Mientras transcurría este período de silenciosa rehabilitación emocional, me dedicaba a observar a las personas. Las esucuchaba opinar y evaluaba cómo tomaban decisiones. Notaba algo diferente en los demás – hablando de manera generalizada-, una determinación de hacer lo que el deseo les dictaba, a respetar lo que les interesaba, a elegir sin preguntar a los demás qué opinaban. Los demás se escuchaban; o por lo menos se esuchaban mucho más de lo que yo me escuchaba a mí. Esto era una novedad.
Alejandra le puso palabras a eso que me pasaba, o tal vez fui yo, ya no me acuerdo. “Siempre estás esperando a que alguien te de permiso”, gatilló sin piedad. Una eterna nena pidiendo pulgares arriba y felicitaciones por cada decisión. Una cagona que no se atreve a plantarse y hacer lo que tiene ganas, atender al deseo. Una comparadora compulsiva que piensa que siempre le falta mucho para llegar a todos lados y que seguro está equivocada. Tan certero diagnóstico me agobió.
Pasaron los años y las sesiones. La oscuridad se disipó de a poco y volví a entusiasmarme por las cosas. Tomé muchas decisiones escuchando a los demás y negando lo que yo sabía bien. Cayó en mis manos el libro de Eric Fromm, “Sobre la Desobediencia”, que recomiendo y recomendaré toda mi vida. Me equivoqué y la pasé mal. Y entonces, así, de a poquito, fui viendo con mis propios ojos eso que había rotulado en terapia. Fui entendiendo cómo funcionaba el mecanismo que me subyugaba, empecé a adivinarme los trucos.
Pasaron ya ocho años de aquella crisis existencial que me hizo temer jamás volver a ser “normal”. Ya no soy igual a la persona que a todos invitaba a opinar de su vida y que basaba sus decisiones en un estudio de mercado improvisado en algún pre. Tampoco soy lo opuesto, pero en eso estoy. Lidiar con un error cometido a raíz de una decisión basada en lo que querés es, siempre, más fácil que lidiar con una decisión errada que tomaste para complacer a ¨inserte nombre¨.
Lucho siempre por darle protagonismo a lo que pienso e intento hacer más a pesar de no sentirme preparada.
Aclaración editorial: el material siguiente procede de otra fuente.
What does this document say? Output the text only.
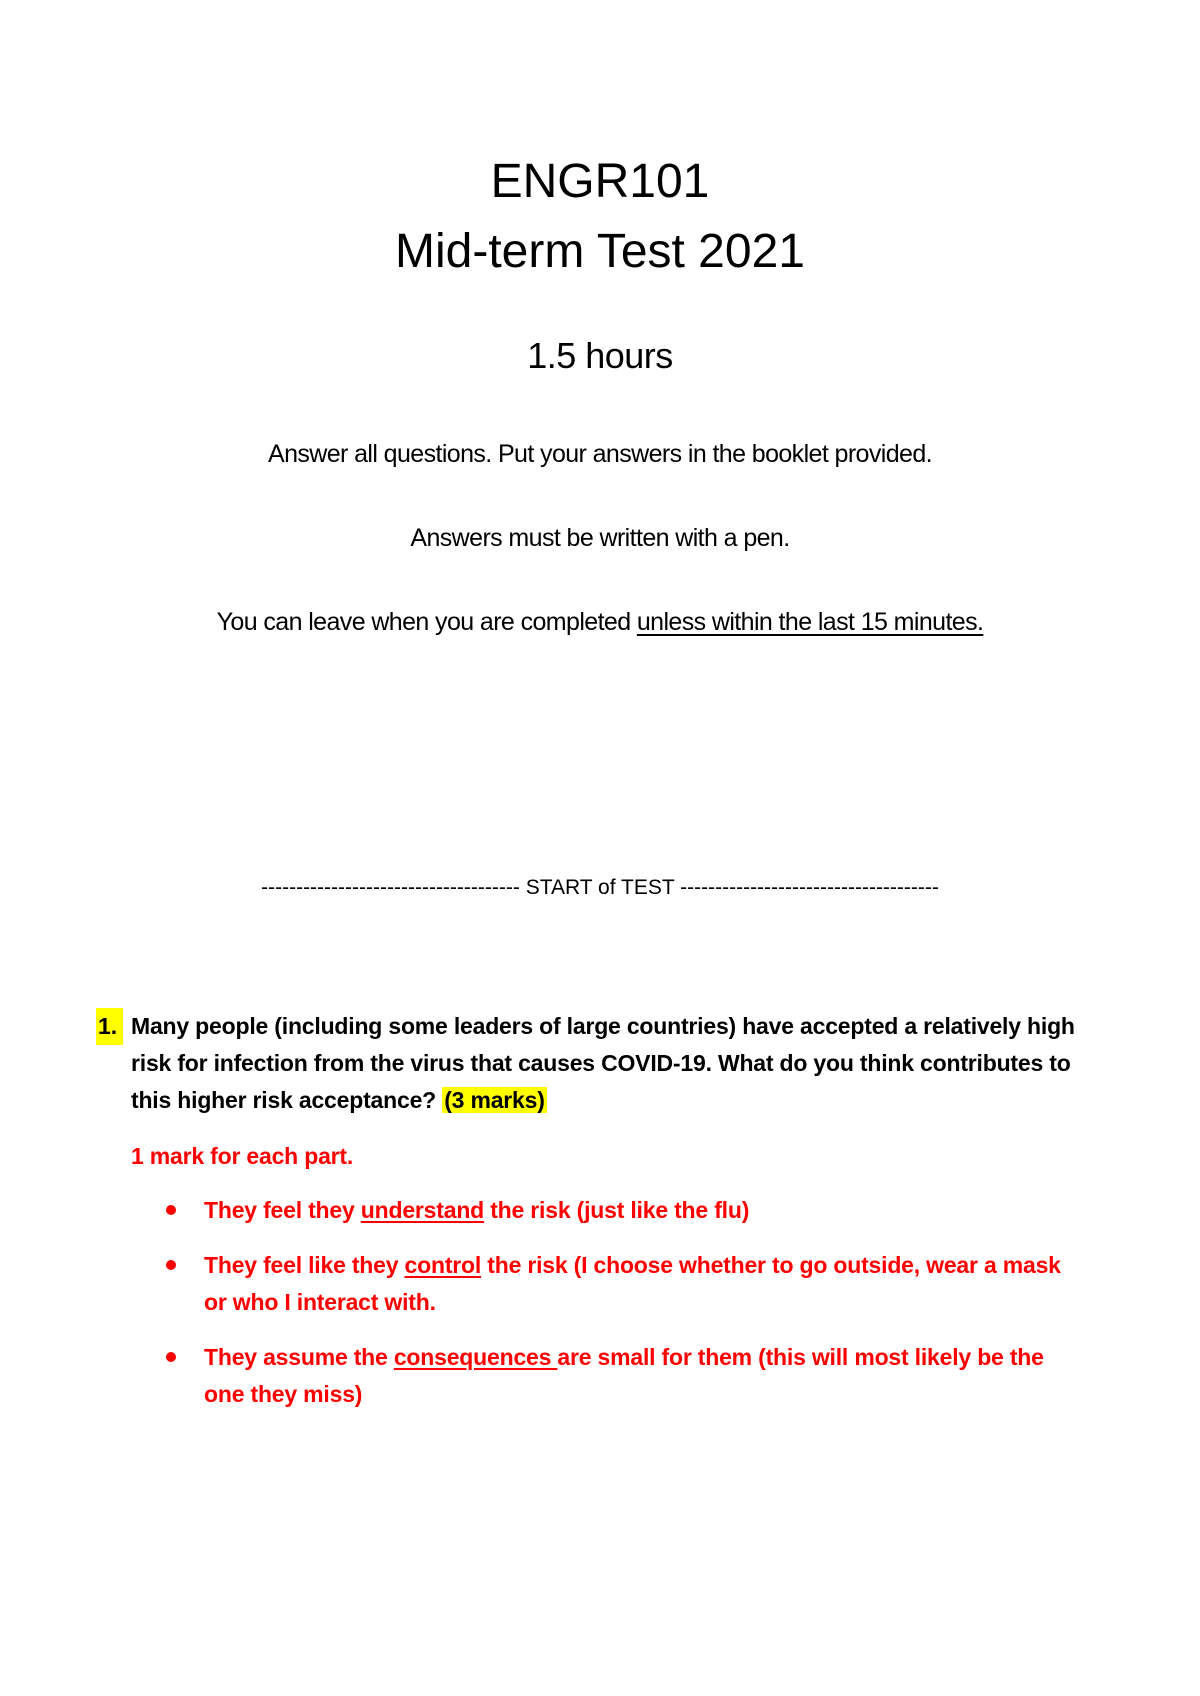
ENGR101
Mid-term Test 2021
1.5 hours
Answer all questions. Put your answers in the booklet provided.
Answers must be written with a pen.
You can leave when you are completed unless within the last 15 minutes.
------------------------------------- START of TEST -------------------------------------
1. Many people (including some leaders of large countries) have accepted a relatively high risk for infection from the virus that causes COVID-19. What do you think contributes to this higher risk acceptance? (3 marks)
1 mark for each part.
They feel they understand the risk (just like the flu)
They feel like they control the risk (I choose whether to go outside, wear a mask or who I interact with.
They assume the consequences are small for them (this will most likely be the one they miss)
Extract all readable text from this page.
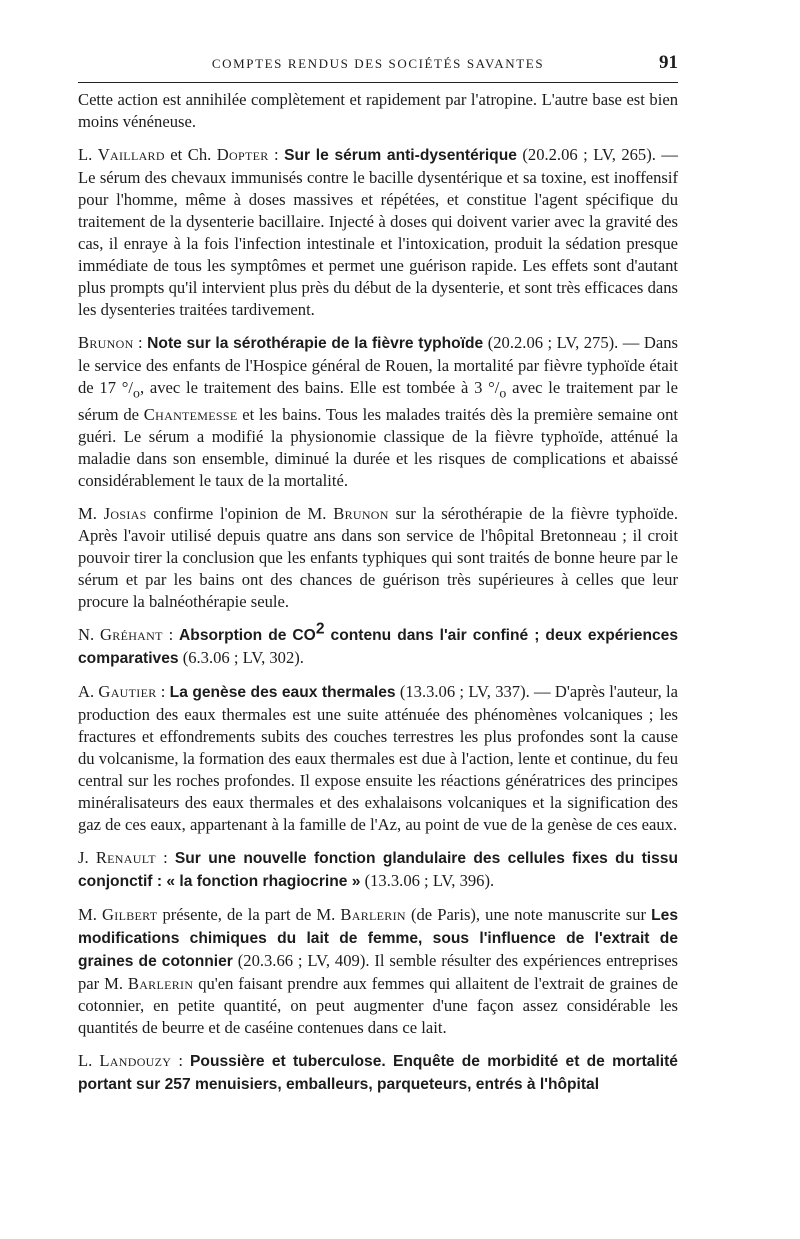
COMPTES RENDUS DES SOCIÉTÉS SAVANTES	91

Cette action est annihilée complètement et rapidement par l'atropine. L'autre base est bien moins vénéneuse.

L. Vaillard et Ch. Dopter : Sur le sérum anti-dysentérique (20.2.06 ; LV, 265). — Le sérum des chevaux immunisés contre le bacille dysentérique et sa toxine, est inoffensif pour l'homme, même à doses massives et répétées, et constitue l'agent spécifique du traitement de la dysenterie bacillaire. Injecté à doses qui doivent varier avec la gravité des cas, il enraye à la fois l'infection intestinale et l'intoxication, produit la sédation presque immédiate de tous les symptômes et permet une guérison rapide. Les effets sont d'autant plus prompts qu'il intervient plus près du début de la dysenterie, et sont très efficaces dans les dysenteries traitées tardivement.

Brunon : Note sur la sérothérapie de la fièvre typhoïde (20.2.06 ; LV, 275). — Dans le service des enfants de l'Hospice général de Rouen, la mortalité par fièvre typhoïde était de 17 $^\circ/_o$, avec le traitement des bains. Elle est tombée à 3 $^\circ/_o$ avec le traitement par le sérum de Chantemesse et les bains. Tous les malades traités dès la première semaine ont guéri. Le sérum a modifié la physionomie classique de la fièvre typhoïde, atténué la maladie dans son ensemble, diminué la durée et les risques de complications et abaissé considérablement le taux de la mortalité.

M. Josias confirme l'opinion de M. Brunon sur la sérothérapie de la fièvre typhoïde. Après l'avoir utilisé depuis quatre ans dans son service de l'hôpital Bretonneau ; il croit pouvoir tirer la conclusion que les enfants typhiques qui sont traités de bonne heure par le sérum et par les bains ont des chances de guérison très supérieures à celles que leur procure la balnéothérapie seule.

N. Gréhant : Absorption de $CO^2$ contenu dans l'air confiné ; deux expériences comparatives (6.3.06 ; LV, 302).

A. Gautier : La genèse des eaux thermales (13.3.06 ; LV, 337). — D'après l'auteur, la production des eaux thermales est une suite atténuée des phénomènes volcaniques ; les fractures et effondrements subits des couches terrestres les plus profondes sont la cause du volcanisme, la formation des eaux thermales est due à l'action, lente et continue, du feu central sur les roches profondes. Il expose ensuite les réactions génératrices des principes minéralisateurs des eaux thermales et des exhalaisons volcaniques et la signification des gaz de ces eaux, appartenant à la famille de l'Az, au point de vue de la genèse de ces eaux.

J. Renault : Sur une nouvelle fonction glandulaire des cellules fixes du tissu conjonctif : « la fonction rhagiocrine » (13.3.06 ; LV, 396).

M. Gilbert présente, de la part de M. Barlerin (de Paris), une note manuscrite sur Les modifications chimiques du lait de femme, sous l'influence de l'extrait de graines de cotonnier (20.3.66 ; LV, 409). Il semble résulter des expériences entreprises par M. Barlerin qu'en faisant prendre aux femmes qui allaitent de l'extrait de graines de cotonnier, en petite quantité, on peut augmenter d'une façon assez considérable les quantités de beurre et de caséine contenues dans ce lait.

L. Landouzy : Poussière et tuberculose. Enquête de morbidité et de mortalité portant sur 257 menuisiers, emballeurs, parqueteurs, entrés à l'hôpital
No siempre lo logro. Les pregunto menos a los demás qué piensan de lo que voy a hacer. A veces pregunto demasiado. Es una tensión con la que lidio todos los días de mi vida y es incómodo, pero agradezco haberme dado cuenta de que estaba conviritnedo mi vida en una especie de reality show de votación abierta.
El límite es tan real que a veces me falta el aire cuando lo pienso. Es tan difícil valorar a esa voz que suena reclamando el lugar que le pertenece que a veces pienso por horas, siento que deliro, termino con dolor de cabeza. Desentrañar los nudos que tenemos formados es casi como desafiar a la Matrix. Jode, duele, es peligroso; pero puede llevarnos a lugares de gran libertad y autodescubrimiento (¿no son acaso sinónimos?).
Tal vez a alguien más le pase lo mismo que a mí. Tal vez le pase, un poquito, a todo el mundo. Es difícil decir – y decirnos- que sabemos lo que queremos y sabemos lo que es mejor para nosotros. Escucharnos es difícil. Detectar nuestro verdadero deseo puede ser complicado, porque lo bloqueamos, lo negamos, lo escondemos, le tenemos miedo, le metemos culpa (¿“quiero esto porque es bueno para mí o porque soy una cómoda?”). Tal vez ese sea el viaje al que tenemos que entregarnos, el de aprender a leernos. Ya no espero a que alguien me de permiso para eso, o tal vez sí… pero cada vez menos.